Il reste au fond une seule question . Si on constate, au niveau individuel, qu'il n'existe pas de correspondance entre les prélèvements subis et les avantages financés par ces prélèvements et consommés, ce qui, dans un système fiscal redistributif ne doit pas manquer de se vérifier, il devient probable que certains - les plus « contributifs » - cherchent à échapper à cette mécanique réductrice, pour eux, de revenus. Dans un monde où les frontières nationales s'effacent en partie, de tels phénomènes de nomadisme fiscal sont, en théorie, prévisibles. Le Sénat, dans plusieurs de ses excellents rapports, a tenté d'évaluer l'ampleur de ce phénomène dont l'actualité des faits divers - « l'évasion fiscale » au coeur de l'Europe - a rappelé récemment la réalité.

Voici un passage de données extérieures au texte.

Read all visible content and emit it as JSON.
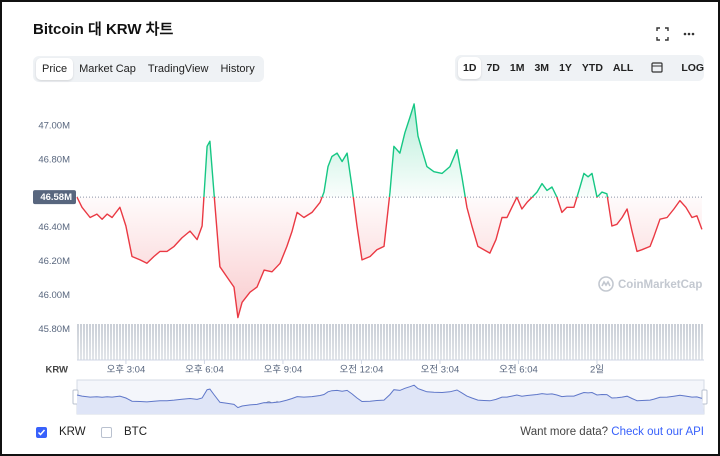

Ce n'est pas le sujet du présent rapport que de revenir sur cette question, et encore moins de proposer des solutions.

Il reste cependant à indiquer, à l'heure où le patriotisme économique est à la mode, que certains pays - les États-Unis notamment - savent donner à ce problème des réponses fiscales concrètes dont l'efficacité mériterait d'être appréciée.